En nuestro espacio anarcosindicalista (CNT, CGT, SO), debemos entender los avances del otro como un aprendizaje de nuestro movimiento en su conjunto. Generando así espacios de autoorganización que sirven para futuros estadios de desarrollo en la lucha. Este cúmulo de aprendizajes, como se expresó anteriormente, engrasan la maquinaria revolucionaria bajo el paraguas del Comunismo Libertario. Asumiendo diferencias estratégicas dentro de cada organización, las miras a las que atendemos son más profundas. Partimos de la base de que tenemos un programa político común y unas gafas de análisis complementarias en el largo plazo. Esto no quiere decir que el debate no haya darse en clave de mejora. La cuestión principal es que cada organización, construyendo su espacio dentro de la lucha, cree la condición de posibilidad para la otra.
CONCLUSIONES
Aunque, como bien decimos, la expresión de la lucha política es contradictoria y pueden darse conflictos de intereses puntuales en su materialización concreta. Esto no puede hacer que perdamos el horizonte más lejano que tenemos en común. Organizaciones estratégicas de prisma socialista libertario son importantes para construir una visión compartida. Dando así lugar a espacios de confluencia teórica y formativa para los militantes de distintos frentes de masas, incluidos los de vivienda.

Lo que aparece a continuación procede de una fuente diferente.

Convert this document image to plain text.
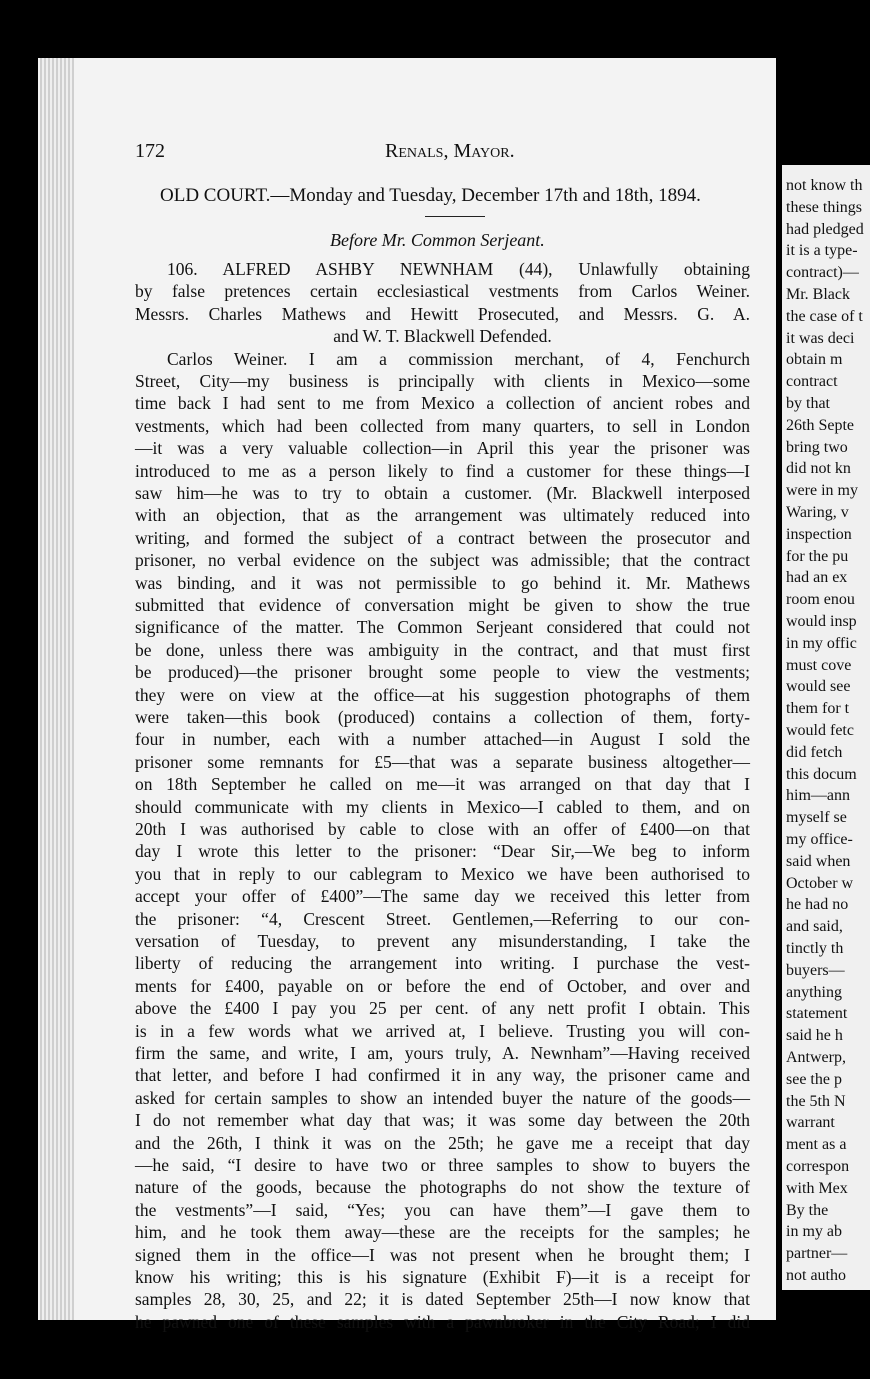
not know th
these things
had pledged
it is a type-
contract)—
Mr. Black
the case of t
it was deci
obtain m
contract
by that
26th Septe
bring two
did not kn
were in my
Waring, v
inspection
for the pu
had an ex
room enou
would insp
in my offic
must cove
would see
them for t
would fetc
did fetch
this docum
him—ann
myself se
my office-
said when
October w
he had no
and said,
tinctly th
buyers—
anything
statement
said he h
Antwerp,
see the p
the 5th N
warrant
ment as a
correspon
with Mex
By the
in my ab
partner—
not autho
172	Renals, Mayor.
OLD COURT.—Monday and Tuesday, December 17th and 18th, 1894.
Before Mr. Common Serjeant.
106. ALFRED ASHBY NEWNHAM (44), Unlawfully obtaining
by false pretences certain ecclesiastical vestments from Carlos Weiner.
Messrs. Charles Mathews and Hewitt Prosecuted, and Messrs. G. A.
and W. T. Blackwell Defended.
Carlos Weiner. I am a commission merchant, of 4, Fenchurch
Street, City—my business is principally with clients in Mexico—some
time back I had sent to me from Mexico a collection of ancient robes and
vestments, which had been collected from many quarters, to sell in London
—it was a very valuable collection—in April this year the prisoner was
introduced to me as a person likely to find a customer for these things—I
saw him—he was to try to obtain a customer. (Mr. Blackwell interposed
with an objection, that as the arrangement was ultimately reduced into
writing, and formed the subject of a contract between the prosecutor and
prisoner, no verbal evidence on the subject was admissible; that the contract
was binding, and it was not permissible to go behind it. Mr. Mathews
submitted that evidence of conversation might be given to show the true
significance of the matter. The Common Serjeant considered that could not
be done, unless there was ambiguity in the contract, and that must first
be produced)—the prisoner brought some people to view the vestments;
they were on view at the office—at his suggestion photographs of them
were taken—this book (produced) contains a collection of them, forty-
four in number, each with a number attached—in August I sold the
prisoner some remnants for £5—that was a separate business altogether—
on 18th September he called on me—it was arranged on that day that I
should communicate with my clients in Mexico—I cabled to them, and on
20th I was authorised by cable to close with an offer of £400—on that
day I wrote this letter to the prisoner: “Dear Sir,—We beg to inform
you that in reply to our cablegram to Mexico we have been authorised to
accept your offer of £400”—The same day we received this letter from
the prisoner: “4, Crescent Street. Gentlemen,—Referring to our con-
versation of Tuesday, to prevent any misunderstanding, I take the
liberty of reducing the arrangement into writing. I purchase the vest-
ments for £400, payable on or before the end of October, and over and
above the £400 I pay you 25 per cent. of any nett profit I obtain. This
is in a few words what we arrived at, I believe. Trusting you will con-
firm the same, and write, I am, yours truly, A. Newnham”—Having received
that letter, and before I had confirmed it in any way, the prisoner came and
asked for certain samples to show an intended buyer the nature of the goods—
I do not remember what day that was; it was some day between the 20th
and the 26th, I think it was on the 25th; he gave me a receipt that day
—he said, “I desire to have two or three samples to show to buyers the
nature of the goods, because the photographs do not show the texture of
the vestments”—I said, “Yes; you can have them”—I gave them to
him, and he took them away—these are the receipts for the samples; he
signed them in the office—I was not present when he brought them; I
know his writing; this is his signature (Exhibit F)—it is a receipt for
samples 28, 30, 25, and 22; it is dated September 25th—I now know that
he pawned one of these samples with a pawnbroker in the City Road; I did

Los modelos confederales tienen dificultades actuales para concretar la unidad de acción con respecto al programa político. Sus orígenes son diversos, desde una mala interpretación de estos ante la amnesia militante de la que venimos. Pero el camino se está construyendo poco a poco mediante la nueva cultura militante que va abriéndose paso. Esta cultura ha de ir generando tendencia dentro de las organizaciones. Una virtud del confederalismo, es la capacidad para que sensibilidades internas vayan ganando presencia sin que estas deriven en escisiones o fracturas importantes. La tarea militante de los sectores que creemos en la estrategia del Sindicalismo Revolucionario, aquella que entiende al sindicato como la organización constituida de la clase trabajadora para el control de los medios de producción, es apostar por el desarrollo de la praxis militante y la aplicación real del federalismo. Su aplicación efectiva es la que puede dotar de herramientas a la clase trabajadora, desde el centro de trabajo a la gestión integral de nuestros medios de vida.